Chicago
OPPORTUNITY, Responsibility, and Community” — this, Leon Panetta told the press three hours before Bill Clinton spoke at the Chicago convention, was “the general context” of the president’s acceptance speech. But, as the world soon discovered, the speech was actually swallowed up in the chaos of policy proposals, sermonettes, and self-addressed valentines that lasted for well over an hour. Something happened to the “general context” on the speech’s journey from concept to execution. What happened to it was Bill Clinton.
Even before the president delivered it, Panetta stressed the passage that “sets the stage for what the rest of the speech does.” I have room to quote it only in part:
“Let us build a bridge to help parents raise their children, to help young people and adults get the education and training they need, to make citizens feel safer, to help [etc.], to break [etc.], to protect [etc.], and to maintain [etc.].”
If it was not the most important passage of the president’s acceptance speech, it was certainly the most representative, for it did, as Panetta said, what the rest of the speech likewise did. It said everything and nothing all at once. In place of a theme, the president offered a metaphor — an amazingly talented bridge that can help, make, break, protect, and maintain, all in a single sentence. The metaphor popped up 22 times, a new metaphor record. While the bridge failed the president as a rhetorical tool, it is a highly useful device for analyzing the speech itself.
The president’s bridge is a very crowded bridge. Before the speech was three minutes old, the president was clubbing his listeners with the amazing number of Americans who are in his debt after his three-and-a-half years of service: 4.4 million Americans buying first homes, 15 million families with new tax cuts, 12 million taking family leave, 10 million students getting college loans. And there were others, fewer in number, whose butts he had kicked: the 1.8 million people who were no longer collecting welfare, the “60,000 felons, fugitives, and stalkers” who can’t get handguns under the Brady bill.
Notwithstanding this mob scene, the president’s bridge can also be a very lonely place, a place of tortured and solitary experience. This is, after all, the empathic president who wakes up every day to go to work for all of us. When he began to build his bridge, four years ago, his mother was with him; now, he reminded us, apropos of nothing at all, she is dead.
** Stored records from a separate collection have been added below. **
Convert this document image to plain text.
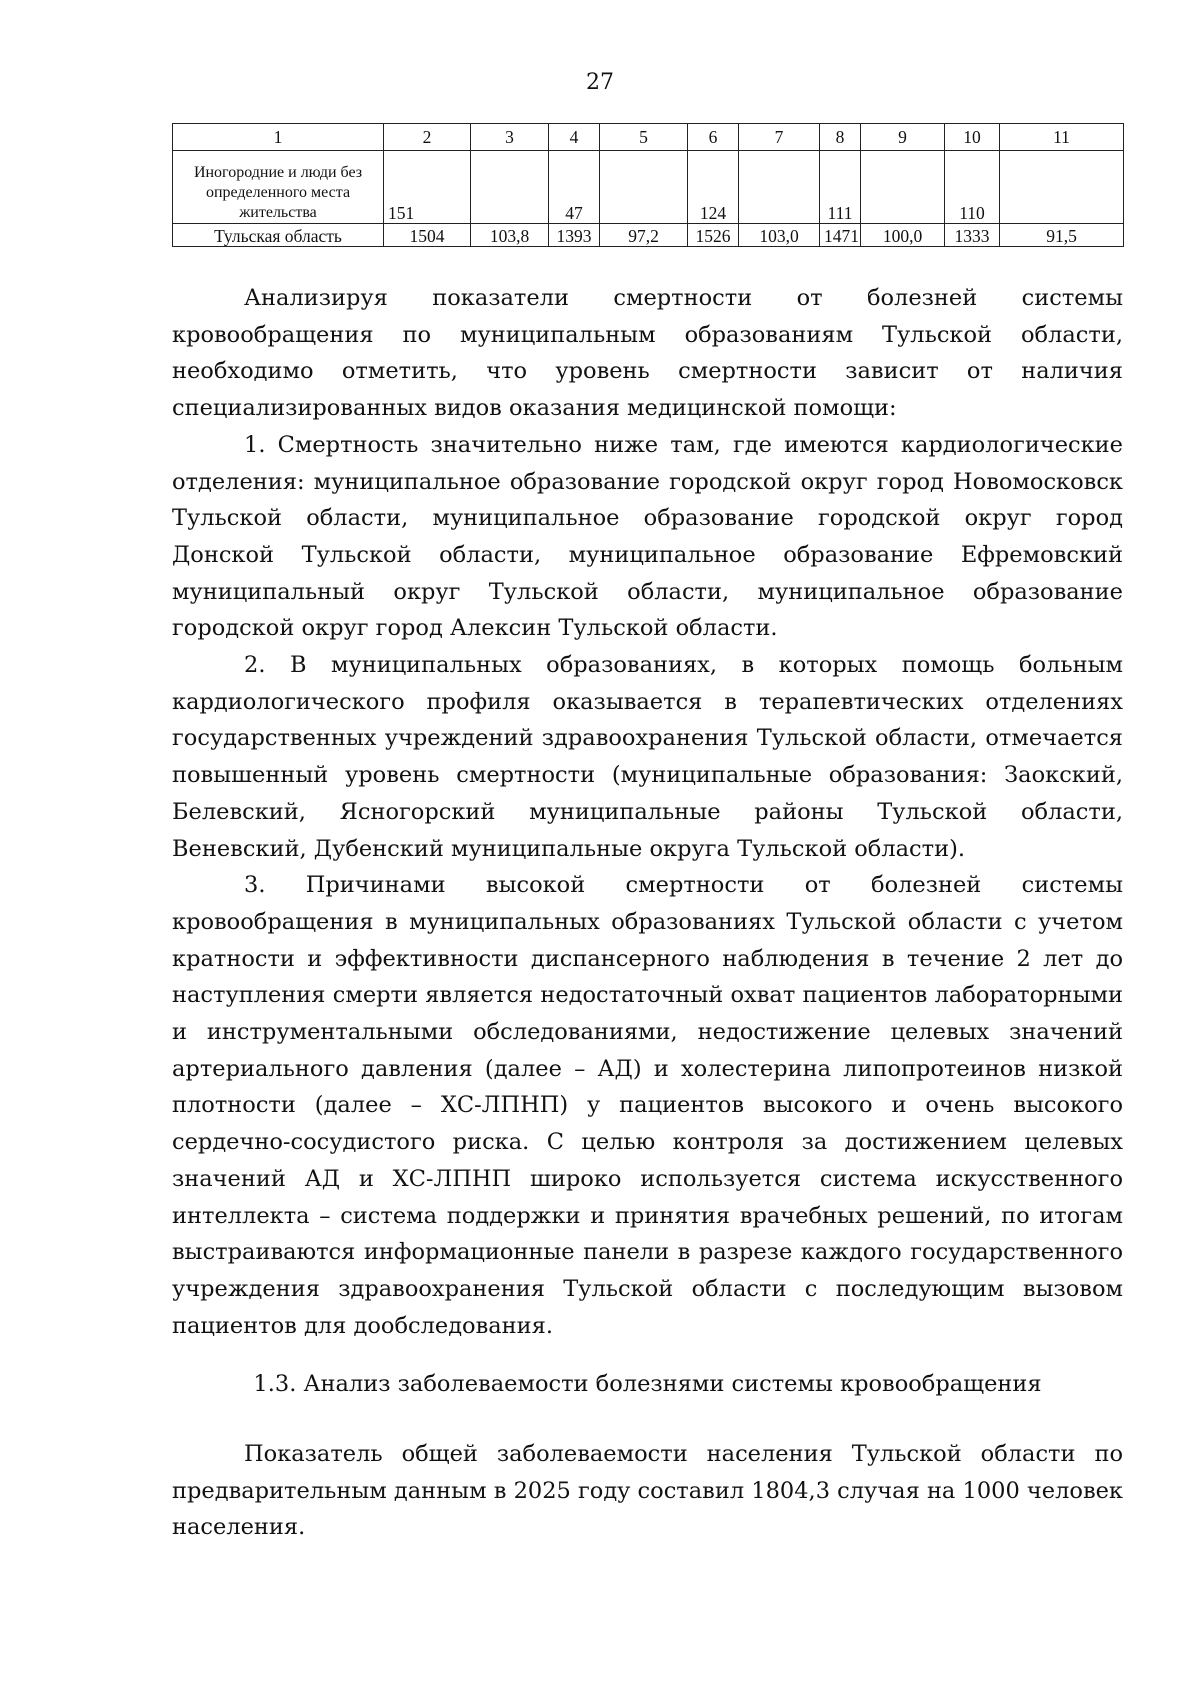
27
1	2	3	4	5	6	7	8	9	10	11
Иногородние и люди без определенного места жительства	151		47		124		111		110	
Тульская область	1504	103,8	1393	97,2	1526	103,0	1471	100,0	1333	91,5

Анализируя показатели смертности от болезней системы кровообращения по муниципальным образованиям Тульской области, необходимо отметить, что уровень смертности зависит от наличия специализированных видов оказания медицинской помощи:

1. Смертность значительно ниже там, где имеются кардиологические отделения: муниципальное образование городской округ город Новомосковск Тульской области, муниципальное образование городской округ город Донской Тульской области, муниципальное образование Ефремовский муниципальный округ Тульской области, муниципальное образование городской округ город Алексин Тульской области.

2. В муниципальных образованиях, в которых помощь больным кардиологического профиля оказывается в терапевтических отделениях государственных учреждений здравоохранения Тульской области, отмечается повышенный уровень смертности (муниципальные образования: Заокский, Белевский, Ясногорский муниципальные районы Тульской области, Веневский, Дубенский муниципальные округа Тульской области).

3. Причинами высокой смертности от болезней системы кровообращения в муниципальных образованиях Тульской области с учетом кратности и эффективности диспансерного наблюдения в течение 2 лет до наступления смерти является недостаточный охват пациентов лабораторными и инструментальными обследованиями, недостижение целевых значений артериального давления (далее – АД) и холестерина липопротеинов низкой плотности (далее – ХС-ЛПНП) у пациентов высокого и очень высокого сердечно-сосудистого риска. С целью контроля за достижением целевых значений АД и ХС-ЛПНП широко используется система искусственного интеллекта – система поддержки и принятия врачебных решений, по итогам выстраиваются информационные панели в разрезе каждого государственного учреждения здравоохранения Тульской области с последующим вызовом пациентов для дообследования.

1.3. Анализ заболеваемости болезнями системы кровообращения

Показатель общей заболеваемости населения Тульской области по предварительным данным в 2025 году составил 1804,3 случая на 1000 человек населения.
The increase in drug use among young people has been difficult, too. “It is very, very painful to me.” As for drugs themselves: “I hate them.” Let the word go forth: No drugs on the bridge.
The president’s bridge is a very wide bridge — a bridge of many lanes, accommodating dozens of wide-load semi-tractor trailers rolling across it side by side, spilling out government initiatives as they travel along.
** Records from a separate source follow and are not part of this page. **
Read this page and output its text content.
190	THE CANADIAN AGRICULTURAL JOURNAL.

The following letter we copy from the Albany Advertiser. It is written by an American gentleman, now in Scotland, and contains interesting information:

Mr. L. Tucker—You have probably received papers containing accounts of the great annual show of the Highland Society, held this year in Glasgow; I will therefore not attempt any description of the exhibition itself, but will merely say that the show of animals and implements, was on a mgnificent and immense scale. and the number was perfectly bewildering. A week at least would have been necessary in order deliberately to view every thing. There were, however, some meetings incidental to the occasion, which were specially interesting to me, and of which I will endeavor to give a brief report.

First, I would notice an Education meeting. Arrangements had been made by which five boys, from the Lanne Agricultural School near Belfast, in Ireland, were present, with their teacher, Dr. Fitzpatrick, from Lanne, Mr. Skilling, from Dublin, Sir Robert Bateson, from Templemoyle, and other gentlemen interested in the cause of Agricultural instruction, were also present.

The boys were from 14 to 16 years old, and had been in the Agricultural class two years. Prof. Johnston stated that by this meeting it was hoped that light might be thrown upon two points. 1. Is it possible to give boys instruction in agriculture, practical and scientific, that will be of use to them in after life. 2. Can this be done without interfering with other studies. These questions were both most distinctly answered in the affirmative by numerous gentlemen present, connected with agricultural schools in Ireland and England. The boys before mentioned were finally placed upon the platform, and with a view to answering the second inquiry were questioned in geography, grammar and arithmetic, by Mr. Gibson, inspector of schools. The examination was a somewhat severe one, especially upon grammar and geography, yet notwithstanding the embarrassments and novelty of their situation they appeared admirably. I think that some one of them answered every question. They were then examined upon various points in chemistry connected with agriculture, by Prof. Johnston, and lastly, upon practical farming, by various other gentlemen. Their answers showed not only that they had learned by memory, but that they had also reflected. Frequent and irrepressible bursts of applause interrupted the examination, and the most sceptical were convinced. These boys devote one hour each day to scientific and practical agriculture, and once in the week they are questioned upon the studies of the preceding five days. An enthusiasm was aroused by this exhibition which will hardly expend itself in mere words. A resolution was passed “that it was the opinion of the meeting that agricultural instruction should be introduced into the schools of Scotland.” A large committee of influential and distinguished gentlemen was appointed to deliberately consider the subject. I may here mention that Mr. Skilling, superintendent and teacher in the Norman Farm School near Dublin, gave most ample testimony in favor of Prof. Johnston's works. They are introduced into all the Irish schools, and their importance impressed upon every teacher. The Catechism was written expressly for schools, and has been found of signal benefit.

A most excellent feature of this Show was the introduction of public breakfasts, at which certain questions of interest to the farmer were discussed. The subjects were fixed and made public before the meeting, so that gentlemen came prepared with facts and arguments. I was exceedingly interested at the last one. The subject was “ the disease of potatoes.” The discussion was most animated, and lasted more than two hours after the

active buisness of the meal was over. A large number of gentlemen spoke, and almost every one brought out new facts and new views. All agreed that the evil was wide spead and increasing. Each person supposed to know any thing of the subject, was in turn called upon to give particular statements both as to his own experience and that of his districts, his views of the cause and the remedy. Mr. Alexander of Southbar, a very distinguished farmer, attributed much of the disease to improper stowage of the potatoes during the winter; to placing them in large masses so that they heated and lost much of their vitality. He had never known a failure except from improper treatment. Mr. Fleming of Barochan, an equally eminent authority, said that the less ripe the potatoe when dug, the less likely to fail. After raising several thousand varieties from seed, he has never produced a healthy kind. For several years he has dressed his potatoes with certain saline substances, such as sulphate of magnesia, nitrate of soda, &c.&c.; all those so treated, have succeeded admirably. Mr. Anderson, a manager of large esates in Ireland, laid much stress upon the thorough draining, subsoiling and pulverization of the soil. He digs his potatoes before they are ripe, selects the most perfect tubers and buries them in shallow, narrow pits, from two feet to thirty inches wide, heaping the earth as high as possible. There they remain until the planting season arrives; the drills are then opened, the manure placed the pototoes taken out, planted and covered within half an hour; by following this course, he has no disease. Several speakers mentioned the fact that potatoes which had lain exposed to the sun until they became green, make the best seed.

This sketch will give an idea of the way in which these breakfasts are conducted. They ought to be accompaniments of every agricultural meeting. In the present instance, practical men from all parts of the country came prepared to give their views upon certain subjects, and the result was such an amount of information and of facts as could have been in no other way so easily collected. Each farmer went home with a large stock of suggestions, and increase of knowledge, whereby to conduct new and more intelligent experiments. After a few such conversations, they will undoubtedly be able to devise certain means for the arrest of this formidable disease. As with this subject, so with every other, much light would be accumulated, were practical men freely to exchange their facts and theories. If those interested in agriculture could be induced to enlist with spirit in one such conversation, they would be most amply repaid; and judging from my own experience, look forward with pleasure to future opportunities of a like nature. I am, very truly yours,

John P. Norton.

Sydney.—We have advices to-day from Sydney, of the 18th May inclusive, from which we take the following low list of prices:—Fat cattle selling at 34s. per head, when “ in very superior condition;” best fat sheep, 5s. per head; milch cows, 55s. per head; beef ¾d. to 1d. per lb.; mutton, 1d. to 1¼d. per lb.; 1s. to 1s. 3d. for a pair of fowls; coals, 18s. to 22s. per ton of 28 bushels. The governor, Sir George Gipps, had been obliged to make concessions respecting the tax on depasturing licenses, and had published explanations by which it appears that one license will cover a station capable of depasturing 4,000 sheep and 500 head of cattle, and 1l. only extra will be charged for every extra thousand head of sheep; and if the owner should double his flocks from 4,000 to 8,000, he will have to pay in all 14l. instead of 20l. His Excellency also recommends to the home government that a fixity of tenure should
The lesson of the bridge has two parts. First, “the government can only do so much”; and second, there are no problems that the government can’t address. The president offered us a 21st-century government that, if not all-powerful, is at least omni-competent. Does your employer give you hell when you want to take time off to drag your kid to the doctor? On the bridge, the federal government will pass a flex-time law. Do you want the Internet in the classroom? A free degree from a community college? Subsidized child care? A victim’s rights constitutional amendment? This is the bridge for you. As the president succinctly put it: “We need new laws.” Many, many new laws.
Finally, the president’s bridge is a very long bridge. It took 66 minutes to cross at the president’s languorous, self-involved speed, and before the end was in sight many people in the hall — and presumably at home — were ready to jump off. Cameras scanning the floor caught an embarrassing number of nodding heads, weighty eyelids, slumped shoulders. Even the president seemed briefly to succumb, as his laundry list of accomplishments and proposals grew longer. But as the arc of the bridge dipped near landfall, the president grew energized, for he was able to present one of his favored tropes: the banal observation dressed up as a grand and courageous moral claim. Soldiers serving in the Special Forces, he said hotly — eyes narrowed, finger stabbing the air — “do not deserve to have swastikas painted on their doors.”
With the convention drawing to a close and the fall campaign poised to begin, this, then, was the state of the president’s message: long and wide, mobbed and lonely, cluttered and confused and in the end banal. No one will blame you if you’re reminded of other bridges — a toll bridge, a bridge to nowhere, or that bridge in Brooklyn that people have been selling successfully for a hundred years.